Post Coverage of March for Life Suggests Liberal Newsroom Is Reasserting Control

fetus12315Almost two years ago, I took the leadership of the then-publicly-traded Washington Post Company to task for their coverage of the annual March for Life in Washington, D.C.

Representing the National Center’s Free Enterprise Project and using the shares of Accuracy in Media at the company’s 2012 shareholder meeting, I asked why the coverage of the yearly pro-life event which brings possibly hundreds of thousands of people into the nation’s capital on a usually miserable January day received poor coverage compared to smaller rallies about gun control or the environment.  Chairman Don Graham and Publisher Katherine Weymouth both conceded the paper sometimes “makes mistakes” in it’s reporting.  Weymouth later privately admitted the Post’s newsroom was possibly “90 percent” liberal, and “obviously their bias comes through on occasion.”

In 2014, however, it seemed the National Center’s complaint was heard and understood when last year’s March for Life was covered prominently on the front page of the Washington Post’s Metro section.  But Graham sold the Post to Amazon founder Jeff Bezos in late 2013, and Weymouth resigned as publisher last September.

So how did the Washington Post do on reporting the March for Life in 2015?  I think a liberal newsroom is beginning to reassert its authority.

Consider the statistics.  The 1/23/15 article for the 2015 March for Life is on page A-6 — in the front section and above the fold.  Some would consider that buried, as opposed to being on the front page of the Metro section.

In an article with a total of 27.2 column inches, only about 6.75 inches is actually devoted to the March itself.  There is 3.5 inches for people who participated to support life issues besides abortion (namely, anti-capital punishment) and 2.75 inches about March leadership not allowing representatives of those other causes to address marchers at a rally.  And 2.125 inches was allocated to a pro-abortion Catholic activist.   The rest was devoted to abortion-related news from places elsewhere than the teeming streets of D.C on a cold day in January.

Furthermore, the photo accompanying the article prominently featured pro-abortion protesters.

In the Post’s free Express newspaper, a page 3 article was 4.75 inches long and gave 1.5 inches with that copy to the March’s opponents and featured two photos that represented the hundreds of thousands of opponents of abortion and the probably dozens of supporters of abortion who were present.

The Post article had one reporter this year as opposed to two last year, and the Express drew from an Associated Press report.

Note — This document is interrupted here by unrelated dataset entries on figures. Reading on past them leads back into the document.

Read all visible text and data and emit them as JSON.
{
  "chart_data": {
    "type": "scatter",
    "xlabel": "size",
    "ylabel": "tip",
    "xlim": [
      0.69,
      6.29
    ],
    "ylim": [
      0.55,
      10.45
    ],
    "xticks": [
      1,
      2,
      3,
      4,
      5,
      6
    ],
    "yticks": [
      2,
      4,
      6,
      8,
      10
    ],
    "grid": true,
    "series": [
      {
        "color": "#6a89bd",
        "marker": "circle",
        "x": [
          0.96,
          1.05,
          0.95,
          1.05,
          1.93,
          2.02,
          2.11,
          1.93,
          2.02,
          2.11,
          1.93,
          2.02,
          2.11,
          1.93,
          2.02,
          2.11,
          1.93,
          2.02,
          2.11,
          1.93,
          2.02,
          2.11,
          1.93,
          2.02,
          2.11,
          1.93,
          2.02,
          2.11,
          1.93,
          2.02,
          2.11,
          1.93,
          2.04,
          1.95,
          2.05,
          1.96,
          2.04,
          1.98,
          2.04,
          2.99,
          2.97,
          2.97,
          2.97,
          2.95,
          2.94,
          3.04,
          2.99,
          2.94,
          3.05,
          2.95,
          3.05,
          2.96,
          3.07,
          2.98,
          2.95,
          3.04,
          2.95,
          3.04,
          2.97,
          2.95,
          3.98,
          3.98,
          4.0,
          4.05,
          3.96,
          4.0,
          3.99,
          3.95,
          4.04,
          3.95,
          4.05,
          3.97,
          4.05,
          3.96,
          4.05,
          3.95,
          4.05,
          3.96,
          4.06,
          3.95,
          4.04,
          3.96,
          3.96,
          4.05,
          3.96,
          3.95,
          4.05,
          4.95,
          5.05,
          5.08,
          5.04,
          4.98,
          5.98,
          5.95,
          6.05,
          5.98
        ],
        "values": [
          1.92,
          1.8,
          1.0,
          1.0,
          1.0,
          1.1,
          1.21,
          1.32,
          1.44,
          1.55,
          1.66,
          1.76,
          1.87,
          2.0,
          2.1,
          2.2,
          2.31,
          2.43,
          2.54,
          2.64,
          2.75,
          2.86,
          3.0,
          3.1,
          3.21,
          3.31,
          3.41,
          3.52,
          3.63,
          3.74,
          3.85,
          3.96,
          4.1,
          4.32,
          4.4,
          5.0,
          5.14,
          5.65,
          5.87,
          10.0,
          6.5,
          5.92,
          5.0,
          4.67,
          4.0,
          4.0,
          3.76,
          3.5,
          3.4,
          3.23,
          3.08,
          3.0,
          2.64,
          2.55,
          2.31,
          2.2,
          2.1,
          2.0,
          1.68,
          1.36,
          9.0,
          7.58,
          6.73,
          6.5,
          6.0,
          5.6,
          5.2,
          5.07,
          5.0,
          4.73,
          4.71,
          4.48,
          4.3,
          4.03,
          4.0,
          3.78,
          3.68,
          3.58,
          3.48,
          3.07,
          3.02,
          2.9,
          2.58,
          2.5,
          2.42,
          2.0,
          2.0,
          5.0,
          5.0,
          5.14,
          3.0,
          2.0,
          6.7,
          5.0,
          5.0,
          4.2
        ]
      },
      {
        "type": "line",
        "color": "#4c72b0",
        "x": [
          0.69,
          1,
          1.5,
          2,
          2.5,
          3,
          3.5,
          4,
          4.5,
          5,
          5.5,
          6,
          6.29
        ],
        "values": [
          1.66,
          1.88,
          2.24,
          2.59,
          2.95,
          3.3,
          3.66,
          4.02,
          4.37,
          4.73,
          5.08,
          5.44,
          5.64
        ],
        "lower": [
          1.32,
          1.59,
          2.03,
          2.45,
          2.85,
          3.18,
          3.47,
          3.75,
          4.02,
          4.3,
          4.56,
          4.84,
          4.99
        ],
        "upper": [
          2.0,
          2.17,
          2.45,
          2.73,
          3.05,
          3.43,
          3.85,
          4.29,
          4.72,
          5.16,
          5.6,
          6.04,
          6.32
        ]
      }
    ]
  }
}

A critique of the coverage by Media Research Center Director of Media Analysis Tim Graham noted that, in coverage of the March and another article the same day about congressional debate on abortion-related legislation in the U.S. House of Representatives, “[t]he word ‘pro-life’ wasn’t used.”  While deeming the coverage “fairly objective,” MRC’s Graham nonetheless pointed out “[n]o speakers from the rally were quoted.”  He also noted that, in comparison, the Post gave two days of coverage to what was an approximately 100-person rally against the Washington Redskins professional football team (over their allegedly offensive name) last December.

While it was not a backslide into the paltry coverage it received even just a few years ago, this year’s March for Life coverage in the Washington Post isn’t as good as last year.  Unfortunately, the Post is no longer part of a publicly traded company (Bezos owns it outright, and not through his Amazon empire) and thus will not be in the same position to take complaints from entities such as the Free Enterprise Project.

The big question on the table is: How Washington Post coverage of the March for Life will be in 2016?  Will reporting be objective and befitting a movement that brings in masses of people and snarls the D.C. transit gird in the process, or will it revert back to a tiny Metro section mention and photo of counter-protesters as had been the norm for so long?